Em boa parte das análises tradicionalmente formuladas no decorrer do século XX, a emergência da concepção de juventude articula-se a um discurso político e acadêmico que enfatiza as dimensões de transgressão, de crises, dos excessos, dos conflitos e das explosões, reforçado ao longo dos anos por teorias científicas que apontam a juventude como sendo foco e germinação de problemas sociais (Abramo, 1997; Gonçalves, 2005; Quiroga, 2005). Tal perspectiva parece ter vindo ancorada, sobretudo, em discursos presentes na primeira metade do século XX sobre a "juventude transviada" americana ou naquele dos "rebeldes sem causa" da Europa, articulados a um discurso científico proveniente de uma psicologia do desenvolvimento. Relacionava-se determinada fase do desenvolvimento humano - como a adolescência e a juventude - com um período marcado por contestação aos "padrões familiares e culturais herdados das gerações anteriores, principalmente a de seus pais" (Quiroga, 2005, p.8). Dessa forma, grande parte das mazelas sociais acabava por ser creditada a essa parcela da população.

Algumas formulações tradicionais em torno dos segmentos juvenis têm sido mais fortemente reiteradas nas últimas décadas por discursos oficiais de Estado e de procedência acadêmica no entendimento e explicação dos comportamentos juvenis. Os jovens ora são vistos como geradores de problemas, ora como um setor vitimizado da população que precisa ser objeto de maior atenção. Preocupações destinadas a manter a paz social ou preservar a juventude? Controlar a ameaça que determinados segmentos juvenis oferecem ou considerá-los como seres em formação, ameaçados por problemas decorrentes de fatores sociais, econômicos e culturais da sociedade? (Novaes e Vannuchi, 2004; Sposito e Carrano, 2003).

Esse incômodo lugar destinado aos jovens por uma determinada leitura social atualiza-se em tempos mais recentes. A associação entre a população juvenil e a violência é apontada pela educadora Marilia Sposito, ao ser entrevistada pelo Jornal Brasil de Fato, em abril de 2006. A autora aponta o fato de que tal associação é visibilizada, principalmente, na década de 1990, a partir de dois episódios: as rebeliões nas Febems, centralizadas no Estado de São Paulo, em 1995, e o assassinato do índio pataxó Galdino, em Brasília, no ano de 1997. Sposito diz como essa associação produz todo um aparato de legitimação de um discurso a partir de instituições públicas, citando, como exemplo, as pesquisas realizadas pela Unesco que tomam por base a ligação "juventude e violência" a partir do final da década de 1990.

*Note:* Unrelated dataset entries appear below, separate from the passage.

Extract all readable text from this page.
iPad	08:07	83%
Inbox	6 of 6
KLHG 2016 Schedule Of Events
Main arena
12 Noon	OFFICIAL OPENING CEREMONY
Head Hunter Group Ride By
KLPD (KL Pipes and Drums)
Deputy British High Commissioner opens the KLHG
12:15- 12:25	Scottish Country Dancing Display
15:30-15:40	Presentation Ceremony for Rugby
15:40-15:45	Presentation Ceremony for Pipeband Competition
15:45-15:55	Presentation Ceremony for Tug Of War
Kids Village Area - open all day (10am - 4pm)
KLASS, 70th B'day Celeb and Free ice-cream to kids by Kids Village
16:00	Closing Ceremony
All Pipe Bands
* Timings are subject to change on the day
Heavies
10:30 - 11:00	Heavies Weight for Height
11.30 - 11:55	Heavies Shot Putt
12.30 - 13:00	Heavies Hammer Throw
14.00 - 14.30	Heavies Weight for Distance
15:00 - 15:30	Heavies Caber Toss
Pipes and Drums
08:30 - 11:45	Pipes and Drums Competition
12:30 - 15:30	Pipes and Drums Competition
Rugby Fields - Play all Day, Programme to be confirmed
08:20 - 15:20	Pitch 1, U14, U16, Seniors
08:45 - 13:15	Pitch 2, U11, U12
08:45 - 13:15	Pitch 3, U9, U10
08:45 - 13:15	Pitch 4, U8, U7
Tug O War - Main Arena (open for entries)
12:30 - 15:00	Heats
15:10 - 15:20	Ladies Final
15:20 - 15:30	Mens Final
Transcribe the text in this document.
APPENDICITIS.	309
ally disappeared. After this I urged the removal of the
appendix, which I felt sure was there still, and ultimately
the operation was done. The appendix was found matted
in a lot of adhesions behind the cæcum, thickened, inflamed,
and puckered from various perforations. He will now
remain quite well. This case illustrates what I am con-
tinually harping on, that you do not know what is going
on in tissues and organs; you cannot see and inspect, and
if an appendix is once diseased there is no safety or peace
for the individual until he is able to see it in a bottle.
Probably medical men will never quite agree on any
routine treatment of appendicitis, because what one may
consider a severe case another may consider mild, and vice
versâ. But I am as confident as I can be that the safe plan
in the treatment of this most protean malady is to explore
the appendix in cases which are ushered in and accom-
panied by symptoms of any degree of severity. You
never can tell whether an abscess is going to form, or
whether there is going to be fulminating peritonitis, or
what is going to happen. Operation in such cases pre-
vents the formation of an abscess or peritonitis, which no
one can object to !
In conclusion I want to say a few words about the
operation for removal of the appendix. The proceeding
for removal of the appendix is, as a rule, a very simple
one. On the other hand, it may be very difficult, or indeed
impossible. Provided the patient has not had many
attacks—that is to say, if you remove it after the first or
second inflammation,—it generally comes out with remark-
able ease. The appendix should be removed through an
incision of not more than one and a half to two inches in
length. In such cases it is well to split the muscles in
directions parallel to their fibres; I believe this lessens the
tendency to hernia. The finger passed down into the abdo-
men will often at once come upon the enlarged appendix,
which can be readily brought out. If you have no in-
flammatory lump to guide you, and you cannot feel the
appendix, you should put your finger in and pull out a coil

A ONU, por meio da Unesco, inaugurou em 1997, aqui no Brasil, o seu setor de Pesquisa e Avaliação. Já no ano seguinte, iniciaram-se pesquisas voltadas à população juvenil, inscrita em um contexto de problemas sociais e, muitas vezes, de perigo ou risco social, e a juventude aparecia relacionada predominantemente à temática da violência social. Foi, então, publicado o primeiro "Mapa da Violência - os jovens do Brasil" (Waiselfilz, 1998), um estudo que já está na sua quarta edição. Dentre os temas focalizados pela Unesco, centralizam-se a problemática da violência, referindo-se ora às "formas emergentes de sociabilidade transgressora" entre os jovens (Waiselfisz, 1998), ora às questões de "vulnerabilidade do jovem" à violência (Unesco, 2004). Além desses temas, violência e juventude também se apresentam associadas com discursos sobre a sexualidade, as drogas e a educação no cotidiano escolar, relacionando-se essas questões, principalmente, com os jovens em situação de pobreza. Um dos últimos relatórios apresentados pela Unesco em 2006 tem como tema os jovens no "Cotidiano das Escolas: entre violências".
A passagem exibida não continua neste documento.